Thursday, November 12, 2015

Ive been thinking

I have had a lot of positives lately and have reached out to people and have had people reach out to me.

It doesn't take anything elaborate to change a life. A simple "hello" and a smile to a stranger you pass, or smiling at other drivers. Give compliments where they're deserved. Let people know they are appreciated. Invite someone to hang out. Tell the truth. Let people know how you feel. Be loyal. 

I have recently had several occasions where I've felt completely hopeless. Overwhelmed, lonely, jealous, neglected, unloved, forgotten, angry, sad, anxious, irritated, sick, and almost gave in and took the pain of all of those emotions and let them consume me until I died.

Two people on two separate occasions unknowingly saved my life. I don't know if they know who they are, or if they know what they did. It got me thinking, "how would it feel to find out that you saved a life by offering the smallest gesture, and you did it unknowingly?" That's a very powerful feeling.

We never know what everyone is going through. Honestly, a lot of people don't understand mental illness. That's ok. As a person, you don't need to understand another person's mental status to show love and spread happiness. We can know someone so very deeply and still know nothing about the monster inside telling them to hurt themself. My theory is simple: since we don't know who is in crisis, smile at people, hold doors, compliment, be genuine, love freely, help someone with groceries. Smile at the fussy babies you see in the store. Smile at their mom or dad or whoever is with them, share a simple "so cute!" And reach out to one another.

If you're the person in crisis, reach out. It's hard. It sucks, and some people won't listen. Find a way to interact with the outside world, because in your own head, it's dark and scary and not honest. Sometimes reaching out is simply stepping outside and saying hi to a neighbor, mailman, or other passersby. It's a step. Little steps count. I'm told that little steps eventually grow into bigger steps. It's the most difficult and painful thing to do. Social anxiety is the most difficult task I'm working on. Walking up to a stranger crying in the tampon aisle and asking if they're ok, opens Windows for both people. It creates the ability for dialogue and support.

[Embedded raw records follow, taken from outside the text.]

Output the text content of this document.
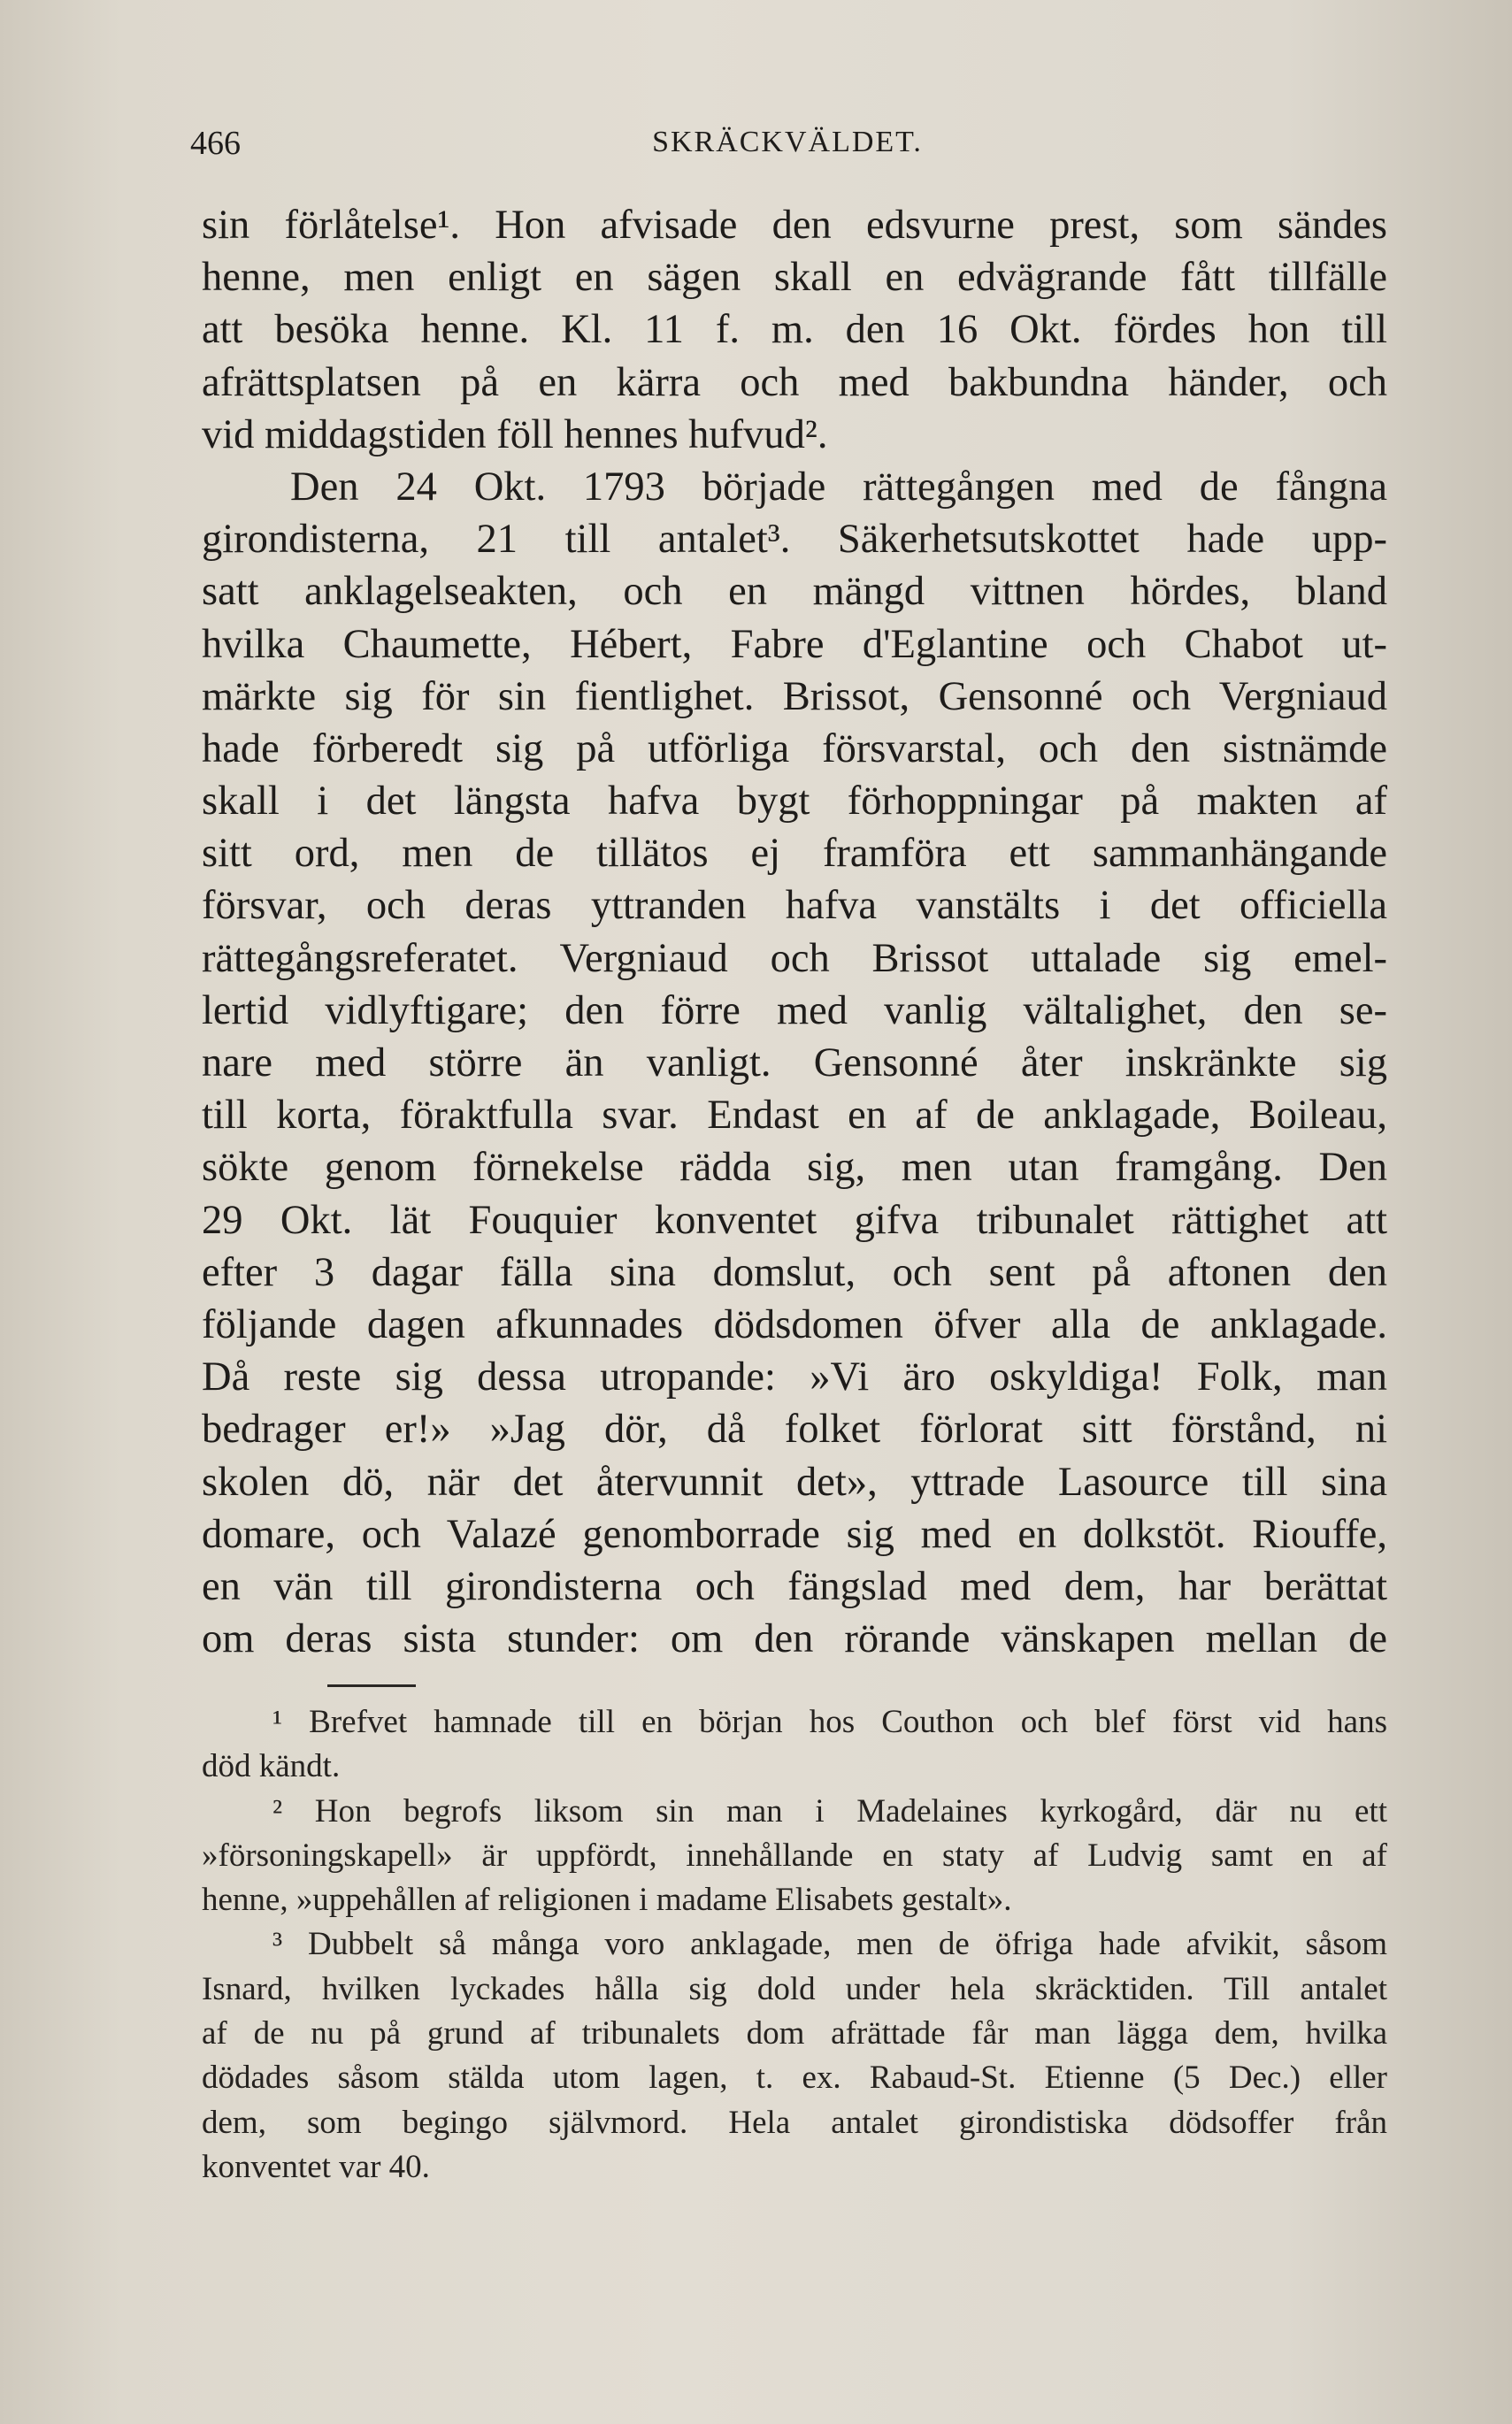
466	SKRÄCKVÄLDET.
sin förlåtelse¹. Hon afvisade den edsvurne prest, som sändes
henne, men enligt en sägen skall en edvägrande fått tillfälle
att besöka henne. Kl. 11 f. m. den 16 Okt. fördes hon till
afrättsplatsen på en kärra och med bakbundna händer, och
vid middagstiden föll hennes hufvud².
Den 24 Okt. 1793 började rättegången med de fångna
girondisterna, 21 till antalet³. Säkerhetsutskottet hade upp-
satt anklagelseakten, och en mängd vittnen hördes, bland
hvilka Chaumette, Hébert, Fabre d'Eglantine och Chabot ut-
märkte sig för sin fientlighet. Brissot, Gensonné och Vergniaud
hade förberedt sig på utförliga försvarstal, och den sistnämde
skall i det längsta hafva bygt förhoppningar på makten af
sitt ord, men de tillätos ej framföra ett sammanhängande
försvar, och deras yttranden hafva vanstälts i det officiella
rättegångsreferatet. Vergniaud och Brissot uttalade sig emel-
lertid vidlyftigare; den förre med vanlig vältalighet, den se-
nare med större än vanligt. Gensonné åter inskränkte sig
till korta, föraktfulla svar. Endast en af de anklagade, Boileau,
sökte genom förnekelse rädda sig, men utan framgång. Den
29 Okt. lät Fouquier konventet gifva tribunalet rättighet att
efter 3 dagar fälla sina domslut, och sent på aftonen den
följande dagen afkunnades dödsdomen öfver alla de anklagade.
Då reste sig dessa utropande: »Vi äro oskyldiga! Folk, man
bedrager er!» »Jag dör, då folket förlorat sitt förstånd, ni
skolen dö, när det återvunnit det», yttrade Lasource till sina
domare, och Valazé genomborrade sig med en dolkstöt. Riouffe,
en vän till girondisterna och fängslad med dem, har berättat
om deras sista stunder: om den rörande vänskapen mellan de
¹ Brefvet hamnade till en början hos Couthon och blef först vid hans
död kändt.
² Hon begrofs liksom sin man i Madelaines kyrkogård, där nu ett
»försoningskapell» är uppfördt, innehållande en staty af Ludvig samt en af
henne, »uppehållen af religionen i madame Elisabets gestalt».
³ Dubbelt så många voro anklagade, men de öfriga hade afvikit, såsom
Isnard, hvilken lyckades hålla sig dold under hela skräcktiden. Till antalet
af de nu på grund af tribunalets dom afrättade får man lägga dem, hvilka
dödades såsom stälda utom lagen, t. ex. Rabaud-St. Etienne (5 Dec.) eller
dem, som begingo självmord. Hela antalet girondistiska dödsoffer från
konventet var 40.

Show your kids how to smile and be nice. Noah was home sick one day and we went into Walgreens. There was a lady and gentleman who appeared upset about blood pressure cuffs and the customer service they had received. The cashier called a manager when the lady sat on the floor having an anxiety attack. I don't know how, but I started talking to her and listened to why they were upset and she calmed down and was able to effectively speak to the manager. Noah and I left the store and when we got in the car he said "That was very nice. I think you healed her." I was taken by surprise because it's not always common for me to just talk to strangers. In that moment I realized that not only had I helped the couple, but I helped myself by feeling like I did all that I could to help, and Noah learned that just by listening to someone you can make a difference. It's an empowering feeling knowing that you possibly changed the outcome of someone else's day and it didn't cost anything.

Instead of being closed off, open yourself to what matters most-- making a change, no matter how small, can be the start of something bigger.

Thursday, February 26, 2015

Depression is pain

I have been depressed for 25 years.  I remember the first time I recognized that I am depressed.  We were watching America's Funniest Home Videos together as a family.  It was always one of my favorite shows and that night it wasn't funny anymore.  After that I remember not being really happy about holidays or my birthday or really anything else.  I've had happy moments, but I'm stuck in my own little pit of depression.  It is hormone based, gets worse closer to my period, better a few days later, but most of the time that I laugh or smile or goof around is just a way to keep people from seeing me.  I can only think of two people who I was 100% me with, and I am no longer in touch with one of them and the other I'm divorcing.  Depression is a physical and emotional pain.  I feel it from head to toe.  It clusters around my heart and diaphragm and sometimes I hold my breath just to keep it down.  I've been on several regimens of antidepressants and go through therapy sessions weekly.  Therapy is hard.  It's not about fixing topical problems, it's about getting deep down to the root of the feelings and letting yourself feel them and trying to figure out a way to better deal with the pain.  It's hard for me to go to therapy every week.  It's not very comfortable to put those feelings out and feel them and let the pain come out.  It feels better afterwards, but the thought of going to therapy turns my stomach.  I've made a lot of progress, but I'm such an emotional creature that I treat one feeling and then add 100 more to the pain.

I don't want to be in pain anymore.  It affects the whole family.  I'm mean and grumpy and snap at people and I overthink everything and I blame myself for every problem and I see myself as a failure and I have a hard time seeing or feeling anything but the pain.  I'm going to die soon.